Le problème de "l’œuf et la poule"

Reste un problème de taille : le développement de véhicules, de stations et d'unités de production sur tout le territoire. Un problème dont la solution est politique et économique. Sur ce dernier aspect, Hynoca semble permettre de sortir du problème dit de "l’œuf et la poule" : sans véhicules à hydrogène, pas de stations pour se ravitailler, et sans stations pas de véhicules. Un vrai coût financier, un risque pour tout industriel, et un problème insurmontable jusqu'ici.  

"On rend possible l'amortissement financier des stations sans avoir besoin de recourir à la puissance publique et sans avoir besoin de l'usage de l'hydrogène déjà installé", explique Philippe Haffner. En clair, rendre rentables les unités de production d'hydrogène avant même le déploiement massif de parcs de véhicules et sans que l'Etat ne soit obligé de financer. Grâce au même processus technique, on peut choisir de produire de l'hydrogène, mais aussi un syngaz (gaz de synthèse), destiné à d'autres usages et qu'on pourrait par exemple "vendre, à un coût comparable à celui du gaz naturel, pour chauffer un réseau de chaleur urbain ou pour des besoins industriels."

On va aussi pouvoir avoir un co-produit appelé "biochar, du carbone pur qui intéresse beaucoup l'agriculture comme les énergéticiens en remplacement du charbon. C'est en fait un charbon organique renouvelable." Les solutions sont donc multiples et les utilisations nombreuses. Et le dirigeant d'ajouter : "on se rend compte aujourd'hui que le réchauffement climatique est plus sérieux que ce qu'on a anticipé et qu'il va peut-être falloir aller plus vite que prévu. La crise des gilets jaunes nous montre qu'on a peu de marge de manœuvre. On ne peut pas demander plus aux citoyens et on ne peut pas ne rien faire.
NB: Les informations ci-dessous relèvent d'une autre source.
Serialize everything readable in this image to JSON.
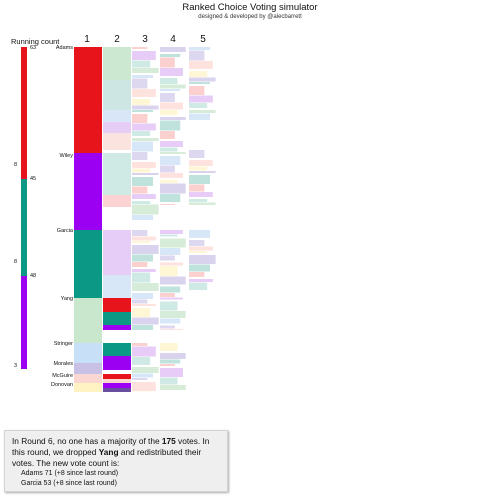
{
  "header": {
    "title": "Ranked Choice Voting simulator",
    "credit": "designed & developed by @alecbarrett"
  },
  "running_count": {
    "label": "Running count",
    "counts": [
      "63",
      "45",
      "48"
    ],
    "side_counts": [
      "8",
      "8",
      "3"
    ]
  },
  "rounds": [
    "1",
    "2",
    "3",
    "4",
    "5"
  ],
  "candidates": [
    {
      "name": "Adams",
      "color": "#e8141c"
    },
    {
      "name": "Wiley",
      "color": "#9b00f2"
    },
    {
      "name": "Garcia",
      "color": "#0b9884"
    },
    {
      "name": "Yang",
      "color": "#c8e7cc"
    },
    {
      "name": "Stringer",
      "color": "#c7dff7"
    },
    {
      "name": "Morales",
      "color": "#c9c0e6"
    },
    {
      "name": "McGuire",
      "color": "#fbd7d2"
    },
    {
      "name": "Donovan",
      "color": "#fff3c4"
    }
  ],
  "info": {
    "p1": "In Round 6, no one has a majority of the ",
    "votes": "175",
    "p2": " votes. In this round, we dropped ",
    "dropped": "Yang",
    "p3": " and redistributed their votes. The new vote count is:",
    "tally": [
      "Adams 71 (+8 since last round)",
      "Garcia 53 (+8 since last round)"
    ]
  }
}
En réalité, avec l'hydrogène, techniquement et économiquement, on peut le faire.

Deux projets concrets d'ici 2021

Haffner Energy estime qu'en déployant dans un premier temps 2000 stations sur le territoire, on pourrait satisfaire 30% de la mobilité, et créer 100 000 emplois. La technologie peut être vendue soit à des collectivités, soit à des énergéticiens comme Total, Shell ou Engie, soit à la grande distribution qui distribue déjà des carburants. A ce jour, deux projets vont se concrétiser, avec mise en service/phase d'essais en 2020 et commercialisation en 2021. A Vitry-le-François dans la Marne où se trouve l'entreprise, et à Strasbourg. Elle pourront alimenter respectivement 260 et 1080 véhicules. À Strasbourg, environ 50% de l’hydrogène produit devrait être injecté dans le réseau de gaz naturel.
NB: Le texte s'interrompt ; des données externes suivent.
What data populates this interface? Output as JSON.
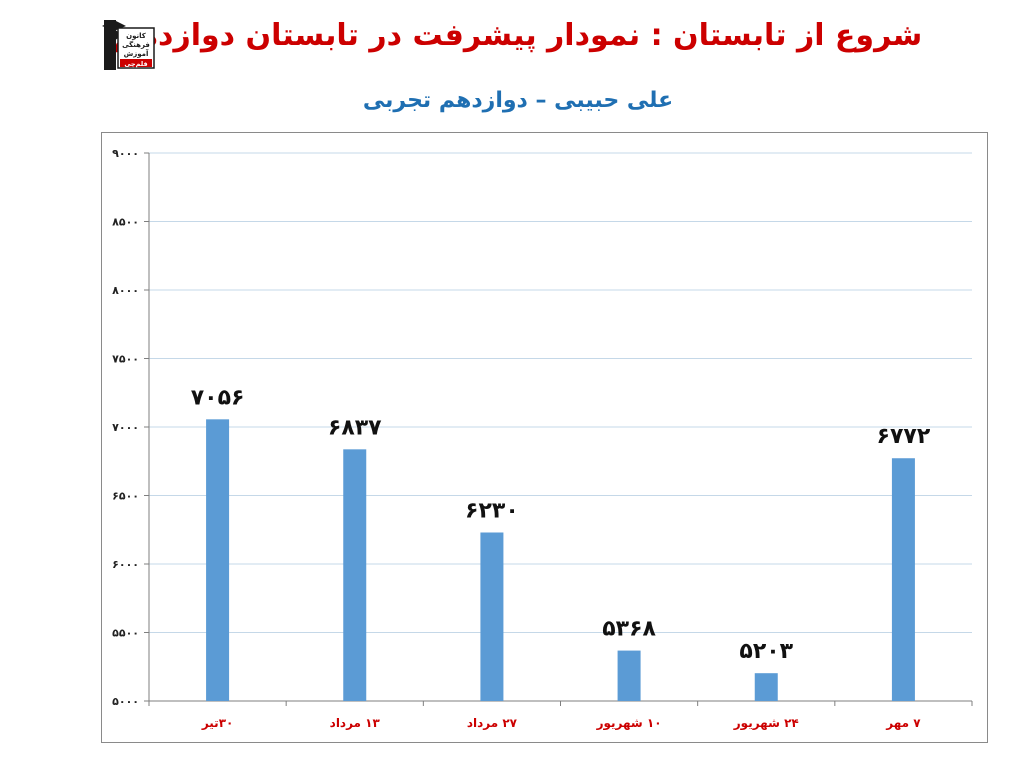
{
  "header": {
    "title": "شروع از تابستان : نمودار پیشرفت در تابستان دوازدهم",
    "subtitle": "علی حبیبی – دوازدهم تجربی",
    "title_color": "#cc0000",
    "subtitle_color": "#1f6fb2",
    "logo": {
      "icon": "graduate-logo-icon",
      "line1": "کانون",
      "line2": "فرهنگی",
      "line3": "آموزش",
      "line4": "قلم‌چی"
    }
  },
  "chart_data": {
    "type": "bar",
    "title": "",
    "xlabel": "",
    "ylabel": "",
    "categories": [
      "۳۰تیر",
      "۱۳ مرداد",
      "۲۷ مرداد",
      "۱۰ شهریور",
      "۲۴ شهریور",
      "۷ مهر"
    ],
    "values": [
      7056,
      6837,
      6230,
      5368,
      5203,
      6772
    ],
    "value_labels": [
      "۷۰۵۶",
      "۶۸۳۷",
      "۶۲۳۰",
      "۵۳۶۸",
      "۵۲۰۳",
      "۶۷۷۲"
    ],
    "ylim": [
      5000,
      9000
    ],
    "yticks": [
      5000,
      5500,
      6000,
      6500,
      7000,
      7500,
      8000,
      8500,
      9000
    ],
    "ytick_labels": [
      "۵۰۰۰",
      "۵۵۰۰",
      "۶۰۰۰",
      "۶۵۰۰",
      "۷۰۰۰",
      "۷۵۰۰",
      "۸۰۰۰",
      "۸۵۰۰",
      "۹۰۰۰"
    ],
    "grid": true,
    "legend": "none",
    "bar_color": "#5b9bd5",
    "gridline_color": "#c5d8e8",
    "category_label_color": "#cc0000"
  }
}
Et ce n'est qu'un début. "La Californie et certains pays scandinaves sont très intéressés. La France n’est pas forcément le pays où l’écosystème est le plus favorable. Il faut de la volonté politique", concède Philippe Haffner. Il ajoute : "je vais lancer un défi au gouvernement et à M. Macron : on peut imaginer, si une décision politique forte est prise et sans que cela ne coûte cher à l'Etat, mettre en place des dispositifs réglementaires et législatifs qui permettent de faire que la France soit décarbonée ou quasiment dès 2035, donc bien plus vite que ce qui avait été anticipé auparavant avec le plan de Nicolas Hulot."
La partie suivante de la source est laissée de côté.